Concept and real-world RL
Policy-based methods directly parameterize and optimize the policy \(\pi(a|s;\theta)\) instead of learning a value function and deriving actions from it. A stochastic policy outputs a probability over actions; a deterministic policy always picks the same action in a given state. In game AI, when the opponent can observe or anticipate your move (e.g. poker, rock-paper-scissors), a deterministic policy is exploitable—the opponent will always know what you do. A stochastic policy keeps the opponent uncertain and is essential for mixed strategies. In recommendation, showing a deterministic “best” item every time can create filter bubbles; stochastic policies (or sampling from a distribution) encourage exploration and diversity. For robot navigation in partially observable or noisy settings, randomness can help escape local minima or handle uncertainty.
Where you see this in practice: Stochastic policies are used in poker AI, multi-agent games, recommendation diversity, and any setting with hidden information or adversarial play. Deterministic policies (e.g. DDPG) are used when the environment is smooth and exploration is handled separately (e.g. noise).
Illustration (policy distribution): A stochastic policy outputs a probability over actions. The chart below shows an example distribution over 3 actions (e.g. left, stay, right) in one state.
Exercise: Discuss a scenario where a stochastic policy is essential (e.g., in games with hidden information). Explain why a deterministic policy would fail.
Professor’s hints
- Think of a two-player game where the opponent can adapt: if your policy is deterministic, they can learn it and always counter. A stochastic policy makes you unpredictable.

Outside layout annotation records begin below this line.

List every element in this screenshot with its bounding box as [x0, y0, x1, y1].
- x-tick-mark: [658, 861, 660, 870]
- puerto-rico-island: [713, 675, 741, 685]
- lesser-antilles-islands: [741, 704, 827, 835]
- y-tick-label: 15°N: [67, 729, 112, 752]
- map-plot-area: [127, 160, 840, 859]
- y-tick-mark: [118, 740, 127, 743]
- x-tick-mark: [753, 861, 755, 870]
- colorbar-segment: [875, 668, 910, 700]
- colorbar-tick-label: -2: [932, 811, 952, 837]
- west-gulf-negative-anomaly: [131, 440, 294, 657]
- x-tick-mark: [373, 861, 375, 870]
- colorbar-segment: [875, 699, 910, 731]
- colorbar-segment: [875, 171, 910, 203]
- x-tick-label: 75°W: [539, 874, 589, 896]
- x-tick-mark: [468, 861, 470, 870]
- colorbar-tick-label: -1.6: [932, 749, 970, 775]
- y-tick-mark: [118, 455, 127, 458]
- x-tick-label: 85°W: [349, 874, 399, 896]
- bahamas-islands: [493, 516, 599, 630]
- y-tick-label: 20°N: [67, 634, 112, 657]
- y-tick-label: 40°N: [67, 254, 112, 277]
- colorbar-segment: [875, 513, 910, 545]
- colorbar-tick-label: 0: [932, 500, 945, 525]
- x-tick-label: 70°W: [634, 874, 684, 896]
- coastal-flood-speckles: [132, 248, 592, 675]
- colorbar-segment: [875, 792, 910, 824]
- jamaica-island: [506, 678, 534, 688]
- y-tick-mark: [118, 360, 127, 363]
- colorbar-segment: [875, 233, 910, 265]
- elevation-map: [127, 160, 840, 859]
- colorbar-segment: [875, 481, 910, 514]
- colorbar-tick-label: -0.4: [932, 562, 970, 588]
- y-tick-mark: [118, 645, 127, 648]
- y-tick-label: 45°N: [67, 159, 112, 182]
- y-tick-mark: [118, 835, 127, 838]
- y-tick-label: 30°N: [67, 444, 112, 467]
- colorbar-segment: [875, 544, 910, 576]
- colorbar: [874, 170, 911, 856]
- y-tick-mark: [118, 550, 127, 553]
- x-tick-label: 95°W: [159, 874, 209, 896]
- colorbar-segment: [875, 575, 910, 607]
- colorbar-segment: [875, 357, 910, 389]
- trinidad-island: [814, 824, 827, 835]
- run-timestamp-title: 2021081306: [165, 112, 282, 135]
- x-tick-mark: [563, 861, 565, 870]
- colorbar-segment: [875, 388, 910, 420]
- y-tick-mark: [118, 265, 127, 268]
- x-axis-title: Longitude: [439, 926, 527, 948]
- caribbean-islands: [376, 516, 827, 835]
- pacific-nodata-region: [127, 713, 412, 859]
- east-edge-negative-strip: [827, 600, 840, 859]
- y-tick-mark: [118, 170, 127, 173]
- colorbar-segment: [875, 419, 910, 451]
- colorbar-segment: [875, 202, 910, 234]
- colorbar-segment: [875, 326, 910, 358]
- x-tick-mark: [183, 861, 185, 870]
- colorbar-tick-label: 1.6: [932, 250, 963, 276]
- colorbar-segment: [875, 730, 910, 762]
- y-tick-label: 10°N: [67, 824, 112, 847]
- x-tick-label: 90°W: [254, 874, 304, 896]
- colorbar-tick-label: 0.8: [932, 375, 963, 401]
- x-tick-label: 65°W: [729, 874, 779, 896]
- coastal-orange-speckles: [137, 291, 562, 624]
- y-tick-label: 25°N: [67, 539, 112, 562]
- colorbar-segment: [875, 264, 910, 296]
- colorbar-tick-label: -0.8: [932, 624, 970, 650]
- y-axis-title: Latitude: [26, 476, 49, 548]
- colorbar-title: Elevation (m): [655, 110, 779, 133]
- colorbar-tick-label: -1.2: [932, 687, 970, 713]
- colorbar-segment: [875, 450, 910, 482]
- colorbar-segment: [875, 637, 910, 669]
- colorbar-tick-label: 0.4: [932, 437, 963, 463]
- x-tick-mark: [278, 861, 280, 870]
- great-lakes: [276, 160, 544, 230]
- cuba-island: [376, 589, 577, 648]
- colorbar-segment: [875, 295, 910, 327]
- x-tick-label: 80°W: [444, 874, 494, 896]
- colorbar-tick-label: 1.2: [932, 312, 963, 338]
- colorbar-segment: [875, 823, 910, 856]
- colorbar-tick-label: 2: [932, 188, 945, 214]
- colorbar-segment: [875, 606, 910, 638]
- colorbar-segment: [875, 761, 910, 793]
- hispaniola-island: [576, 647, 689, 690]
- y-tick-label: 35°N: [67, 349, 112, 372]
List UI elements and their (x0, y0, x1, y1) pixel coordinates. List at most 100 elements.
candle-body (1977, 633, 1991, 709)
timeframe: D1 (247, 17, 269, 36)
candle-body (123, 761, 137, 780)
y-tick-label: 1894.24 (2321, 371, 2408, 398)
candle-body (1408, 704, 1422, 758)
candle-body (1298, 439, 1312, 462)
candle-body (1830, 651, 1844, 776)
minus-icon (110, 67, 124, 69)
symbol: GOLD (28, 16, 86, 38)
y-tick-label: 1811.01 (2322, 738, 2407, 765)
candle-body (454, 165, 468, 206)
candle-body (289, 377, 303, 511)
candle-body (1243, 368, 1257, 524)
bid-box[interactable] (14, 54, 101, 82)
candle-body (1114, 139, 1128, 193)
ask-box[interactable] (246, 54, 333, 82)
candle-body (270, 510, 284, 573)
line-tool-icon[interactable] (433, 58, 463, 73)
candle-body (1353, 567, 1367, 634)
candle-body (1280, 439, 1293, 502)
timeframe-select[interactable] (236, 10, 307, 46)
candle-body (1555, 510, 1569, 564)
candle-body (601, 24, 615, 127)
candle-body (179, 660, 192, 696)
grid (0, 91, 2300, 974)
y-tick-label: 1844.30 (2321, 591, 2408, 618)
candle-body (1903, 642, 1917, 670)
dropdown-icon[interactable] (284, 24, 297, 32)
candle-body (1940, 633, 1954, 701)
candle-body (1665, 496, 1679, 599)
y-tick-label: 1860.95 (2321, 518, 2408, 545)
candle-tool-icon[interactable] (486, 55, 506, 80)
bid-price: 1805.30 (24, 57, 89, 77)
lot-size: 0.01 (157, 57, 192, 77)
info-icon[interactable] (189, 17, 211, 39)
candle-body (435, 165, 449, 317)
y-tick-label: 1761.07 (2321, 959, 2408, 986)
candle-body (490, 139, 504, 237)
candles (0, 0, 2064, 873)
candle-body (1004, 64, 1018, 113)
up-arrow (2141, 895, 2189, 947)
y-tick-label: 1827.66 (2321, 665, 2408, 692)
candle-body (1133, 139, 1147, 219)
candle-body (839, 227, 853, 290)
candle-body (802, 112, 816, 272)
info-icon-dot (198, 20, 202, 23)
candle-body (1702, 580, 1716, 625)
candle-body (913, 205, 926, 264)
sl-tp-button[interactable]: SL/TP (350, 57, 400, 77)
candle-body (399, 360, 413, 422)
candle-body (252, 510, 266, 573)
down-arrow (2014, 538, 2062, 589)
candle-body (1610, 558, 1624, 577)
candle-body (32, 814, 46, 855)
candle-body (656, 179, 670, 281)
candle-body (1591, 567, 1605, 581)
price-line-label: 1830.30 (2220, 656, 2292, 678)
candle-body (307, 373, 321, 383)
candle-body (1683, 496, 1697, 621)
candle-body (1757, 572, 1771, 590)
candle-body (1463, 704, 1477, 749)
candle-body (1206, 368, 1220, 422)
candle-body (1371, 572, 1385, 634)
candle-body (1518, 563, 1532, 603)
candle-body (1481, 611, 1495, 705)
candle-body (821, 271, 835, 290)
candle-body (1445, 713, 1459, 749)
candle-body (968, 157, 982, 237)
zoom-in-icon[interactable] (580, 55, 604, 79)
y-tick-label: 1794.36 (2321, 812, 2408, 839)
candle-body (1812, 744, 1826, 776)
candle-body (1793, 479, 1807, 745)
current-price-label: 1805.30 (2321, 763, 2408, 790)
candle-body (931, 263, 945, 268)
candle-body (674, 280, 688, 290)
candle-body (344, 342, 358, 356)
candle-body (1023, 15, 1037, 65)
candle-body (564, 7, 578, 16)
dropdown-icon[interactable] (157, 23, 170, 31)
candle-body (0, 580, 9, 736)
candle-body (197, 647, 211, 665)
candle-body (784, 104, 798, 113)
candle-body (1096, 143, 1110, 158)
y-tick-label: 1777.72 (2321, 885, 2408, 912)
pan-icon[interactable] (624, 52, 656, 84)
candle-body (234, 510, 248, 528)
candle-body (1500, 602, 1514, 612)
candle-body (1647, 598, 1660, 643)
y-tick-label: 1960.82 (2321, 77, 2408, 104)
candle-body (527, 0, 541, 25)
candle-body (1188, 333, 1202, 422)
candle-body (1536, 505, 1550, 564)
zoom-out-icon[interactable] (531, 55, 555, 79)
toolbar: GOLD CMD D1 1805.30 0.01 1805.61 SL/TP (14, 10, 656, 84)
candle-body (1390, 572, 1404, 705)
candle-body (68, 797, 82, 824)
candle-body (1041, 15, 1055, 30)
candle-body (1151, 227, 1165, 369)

- In recommendation, “always show the top-ranked item” can lead to no exploration of new items; sampling from a policy allows discovery.
- For the exercise, write 1–2 paragraphs: name the scenario, define state/action, and explain why determinism fails.
Common pitfalls
- Assuming deterministic is always simpler: In adversarial or partially observable settings, deterministic policies can be strictly worse; the “simplicity” of one action per state is a downside.
- Confusing exploration with stochastic policy: Exploration (e.g. ε-greedy) is one way to get randomness; a stochastic policy is a distribution over actions at every step, which naturally explores.
Worked solution (warm-up: deterministic vs stochastic policy)
Warm-up: One example where deterministic is fine: a fully observed, deterministic environment (e.g. simple gridworld with no noise). One where stochastic is essential: when the optimal policy is mixed (e.g. rock-paper-scissors, or exploration in bandits). In RL we often use stochastic policies for exploration and for problems with multiple good actions; policy gradient methods learn a parameterized distribution \(\pi(a|s;\theta)\).
Extra practice
- Warm-up: In one sentence each, give one example where a deterministic policy is fine and one where a stochastic policy is essential.
- Coding: Write a Python function
stochastic_policy(probs)that takes a list of action probabilities (summing to 1) and returns a sampled action index usingrandom.choicesor equivalent. Test with[0.5, 0.3, 0.2]over 1000 calls and approximate the empirical distribution. - Challenge: In rock-paper-scissors, what is the Nash-equilibrium policy? Is it deterministic or stochastic? Relate to the need for stochastic policies in games.